Europawahlen 2014

Liebes Tagebuch
Es war wieder einmal soweit, Europawahlen standen vor der Haustür. So eine Haustür kann ja manchmal ein recht zwiespältiger Bereich der eigenen vier Wände sein. Auf der einen Seite öffnet man sie nur allzugerne für gute Freunde, und im nächsten Moment stehen die Zeugen Jehovas davor und man knallt sie gleich wieder zu. Die Europawahlen sind noch einmal eine Steigerung, denn jetzt stehen politische Schönredner und Dummschwätzer vor der Haustür, die uns ihr verkorkstes Demokratieverständnis und Weltbild andrehen möchten. Diese politischen Scientologen unterlassen ja rein gar nichts, damit wir sie wählen. Am liebsten möchte man wegen ihnen die Haustür ganz zumauern und jedes Land, das kein EU-Mitglied ist, darf sich glücklich schätzen, an diesem politischen Affentheater und Wahlgenerve nicht teilnehmen zu müssen.

Ab einer bestimmten Gehaltsklasse und Machtstufe scheinen viel zu viele Politiker automatisch die Bodenhaftung durch eigene physikalische Gesetzmässigkeiten zu verlieren, und dann geht es nicht mehr um die Interessen des Landes oder Volkes, sondern um Macht, Lobbyismus usw. – halt alles, wofür man sie definitiv nicht gewählt hat. Dabei kann man auch schon einmal sein ganzes Volk verraten, wenn man z.B. nichts gegen die Bespitzelung durch die USA und den ‹heroischen› Abhörwahn der NSA gegen das eigene Volk unternimmt, und erst empört ist, als sich herausstellt, dass man auch als Politiker von diesem Bespitzelungswahn nicht ausgenommen ist. Die geheuchelte Bestürztheit, die in solchen Momenten von einem Politiker vor laufenden Kameras hinausgetragen wird, ist ein Klassiker, reich an Unterhaltungswert.

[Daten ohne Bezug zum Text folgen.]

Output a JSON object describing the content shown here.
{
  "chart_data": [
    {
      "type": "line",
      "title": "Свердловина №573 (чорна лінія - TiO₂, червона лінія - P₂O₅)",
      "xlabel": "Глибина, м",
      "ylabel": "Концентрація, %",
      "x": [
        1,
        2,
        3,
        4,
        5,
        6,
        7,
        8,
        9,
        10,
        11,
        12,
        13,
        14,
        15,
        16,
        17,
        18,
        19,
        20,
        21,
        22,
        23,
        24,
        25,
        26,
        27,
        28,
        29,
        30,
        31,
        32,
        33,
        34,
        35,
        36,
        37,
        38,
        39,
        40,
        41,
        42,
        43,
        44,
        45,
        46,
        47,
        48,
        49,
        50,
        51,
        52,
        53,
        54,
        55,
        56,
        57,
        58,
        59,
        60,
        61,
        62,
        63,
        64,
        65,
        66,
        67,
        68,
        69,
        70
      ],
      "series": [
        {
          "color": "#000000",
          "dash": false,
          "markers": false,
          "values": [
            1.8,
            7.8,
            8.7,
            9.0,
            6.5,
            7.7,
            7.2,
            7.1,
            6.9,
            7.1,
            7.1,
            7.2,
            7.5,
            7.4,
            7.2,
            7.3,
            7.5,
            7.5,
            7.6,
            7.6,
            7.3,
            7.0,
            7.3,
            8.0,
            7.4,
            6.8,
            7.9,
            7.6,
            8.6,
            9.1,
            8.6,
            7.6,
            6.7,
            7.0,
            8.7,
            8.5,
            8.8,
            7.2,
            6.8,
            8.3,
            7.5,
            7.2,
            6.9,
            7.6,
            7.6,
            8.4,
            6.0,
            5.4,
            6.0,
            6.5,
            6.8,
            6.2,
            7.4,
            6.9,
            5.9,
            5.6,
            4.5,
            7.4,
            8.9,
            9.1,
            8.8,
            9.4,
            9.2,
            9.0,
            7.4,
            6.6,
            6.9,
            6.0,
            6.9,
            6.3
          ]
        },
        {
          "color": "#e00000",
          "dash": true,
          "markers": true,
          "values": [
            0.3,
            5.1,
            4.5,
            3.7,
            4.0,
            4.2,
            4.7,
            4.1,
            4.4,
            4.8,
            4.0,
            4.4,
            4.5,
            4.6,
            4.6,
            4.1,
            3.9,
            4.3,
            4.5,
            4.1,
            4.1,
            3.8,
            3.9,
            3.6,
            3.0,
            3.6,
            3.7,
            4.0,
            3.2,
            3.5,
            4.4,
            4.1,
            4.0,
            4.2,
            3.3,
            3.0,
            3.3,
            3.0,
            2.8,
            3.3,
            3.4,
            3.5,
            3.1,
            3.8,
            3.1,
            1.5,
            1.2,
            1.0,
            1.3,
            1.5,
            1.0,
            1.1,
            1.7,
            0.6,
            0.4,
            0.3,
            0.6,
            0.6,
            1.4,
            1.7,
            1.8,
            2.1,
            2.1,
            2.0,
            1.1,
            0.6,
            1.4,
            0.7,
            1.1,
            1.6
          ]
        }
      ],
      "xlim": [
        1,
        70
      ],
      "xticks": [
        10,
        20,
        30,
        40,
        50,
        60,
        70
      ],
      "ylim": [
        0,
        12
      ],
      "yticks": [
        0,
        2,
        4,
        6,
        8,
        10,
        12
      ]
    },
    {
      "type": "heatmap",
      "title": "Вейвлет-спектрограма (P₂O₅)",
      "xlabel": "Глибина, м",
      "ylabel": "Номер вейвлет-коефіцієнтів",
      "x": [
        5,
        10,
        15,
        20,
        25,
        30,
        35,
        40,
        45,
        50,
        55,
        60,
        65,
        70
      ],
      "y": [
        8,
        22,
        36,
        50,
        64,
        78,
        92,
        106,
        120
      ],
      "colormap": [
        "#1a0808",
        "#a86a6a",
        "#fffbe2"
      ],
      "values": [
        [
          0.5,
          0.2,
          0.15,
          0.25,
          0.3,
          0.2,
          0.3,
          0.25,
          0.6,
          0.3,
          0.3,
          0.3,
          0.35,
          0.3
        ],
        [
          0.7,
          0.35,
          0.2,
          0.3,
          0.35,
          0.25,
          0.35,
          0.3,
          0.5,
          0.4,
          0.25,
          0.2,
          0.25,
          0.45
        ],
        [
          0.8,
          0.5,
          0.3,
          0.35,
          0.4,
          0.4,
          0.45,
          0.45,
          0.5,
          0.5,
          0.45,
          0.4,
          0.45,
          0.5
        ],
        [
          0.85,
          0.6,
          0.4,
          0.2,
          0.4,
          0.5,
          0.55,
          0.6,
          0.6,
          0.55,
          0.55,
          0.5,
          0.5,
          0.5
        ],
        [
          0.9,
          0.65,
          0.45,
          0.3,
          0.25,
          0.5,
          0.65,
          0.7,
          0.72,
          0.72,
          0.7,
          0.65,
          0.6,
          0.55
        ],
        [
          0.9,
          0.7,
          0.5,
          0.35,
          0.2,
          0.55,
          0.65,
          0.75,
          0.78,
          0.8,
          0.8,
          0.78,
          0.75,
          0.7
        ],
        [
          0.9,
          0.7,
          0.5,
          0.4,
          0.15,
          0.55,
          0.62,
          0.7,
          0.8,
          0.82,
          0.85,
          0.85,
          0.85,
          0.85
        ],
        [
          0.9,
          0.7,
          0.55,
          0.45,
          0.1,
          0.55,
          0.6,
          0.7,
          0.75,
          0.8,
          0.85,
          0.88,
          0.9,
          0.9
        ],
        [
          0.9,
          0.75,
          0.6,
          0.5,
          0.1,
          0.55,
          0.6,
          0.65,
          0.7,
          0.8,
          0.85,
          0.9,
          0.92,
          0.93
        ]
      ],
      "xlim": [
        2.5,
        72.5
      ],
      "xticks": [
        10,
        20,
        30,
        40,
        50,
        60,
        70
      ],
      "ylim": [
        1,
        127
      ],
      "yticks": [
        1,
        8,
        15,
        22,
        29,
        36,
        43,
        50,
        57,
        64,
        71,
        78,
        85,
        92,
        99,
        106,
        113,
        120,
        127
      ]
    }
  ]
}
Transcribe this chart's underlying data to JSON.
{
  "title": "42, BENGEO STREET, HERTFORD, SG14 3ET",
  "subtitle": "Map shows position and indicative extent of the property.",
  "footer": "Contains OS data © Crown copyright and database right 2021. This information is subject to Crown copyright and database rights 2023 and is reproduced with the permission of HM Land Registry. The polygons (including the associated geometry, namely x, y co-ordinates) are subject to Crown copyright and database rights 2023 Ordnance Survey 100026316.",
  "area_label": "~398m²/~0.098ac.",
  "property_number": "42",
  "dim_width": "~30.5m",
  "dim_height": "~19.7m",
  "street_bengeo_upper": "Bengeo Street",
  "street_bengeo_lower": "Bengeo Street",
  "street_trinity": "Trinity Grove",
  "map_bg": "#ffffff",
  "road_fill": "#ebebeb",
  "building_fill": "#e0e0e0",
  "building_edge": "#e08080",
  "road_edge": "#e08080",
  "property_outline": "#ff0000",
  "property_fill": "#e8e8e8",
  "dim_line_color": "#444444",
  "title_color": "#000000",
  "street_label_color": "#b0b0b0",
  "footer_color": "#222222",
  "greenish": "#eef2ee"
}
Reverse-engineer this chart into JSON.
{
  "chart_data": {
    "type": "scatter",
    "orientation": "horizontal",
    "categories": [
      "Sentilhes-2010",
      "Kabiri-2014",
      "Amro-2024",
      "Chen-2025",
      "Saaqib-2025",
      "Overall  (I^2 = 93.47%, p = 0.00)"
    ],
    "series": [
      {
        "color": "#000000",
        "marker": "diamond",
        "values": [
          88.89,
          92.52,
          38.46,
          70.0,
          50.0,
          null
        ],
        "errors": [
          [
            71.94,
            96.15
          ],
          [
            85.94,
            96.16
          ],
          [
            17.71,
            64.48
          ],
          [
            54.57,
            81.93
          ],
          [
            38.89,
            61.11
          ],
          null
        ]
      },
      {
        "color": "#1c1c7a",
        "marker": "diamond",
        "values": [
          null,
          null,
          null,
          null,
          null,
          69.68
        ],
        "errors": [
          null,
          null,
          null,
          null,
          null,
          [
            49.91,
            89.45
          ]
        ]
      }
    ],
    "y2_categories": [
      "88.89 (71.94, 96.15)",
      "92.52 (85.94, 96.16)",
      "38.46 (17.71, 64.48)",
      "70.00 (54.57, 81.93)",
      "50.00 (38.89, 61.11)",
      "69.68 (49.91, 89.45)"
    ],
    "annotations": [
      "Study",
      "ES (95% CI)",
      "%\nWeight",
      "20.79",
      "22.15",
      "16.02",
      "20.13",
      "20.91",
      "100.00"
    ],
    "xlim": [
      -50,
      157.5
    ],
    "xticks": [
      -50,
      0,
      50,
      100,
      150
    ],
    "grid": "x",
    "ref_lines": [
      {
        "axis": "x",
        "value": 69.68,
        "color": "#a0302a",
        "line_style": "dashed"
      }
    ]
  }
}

Solche Politiker, egal ob im eigenen Land oder auf EU-Ebene, soll man also wieder wählen und sich bei ihnen auch noch dafür bedanken, dass sie Probleme aussitzen, verschleppen und grundsätzlich negieren, obwohl sie – wie ein Waldbrand in Kalifornien – für jeden offensichtlich erkennbar sind.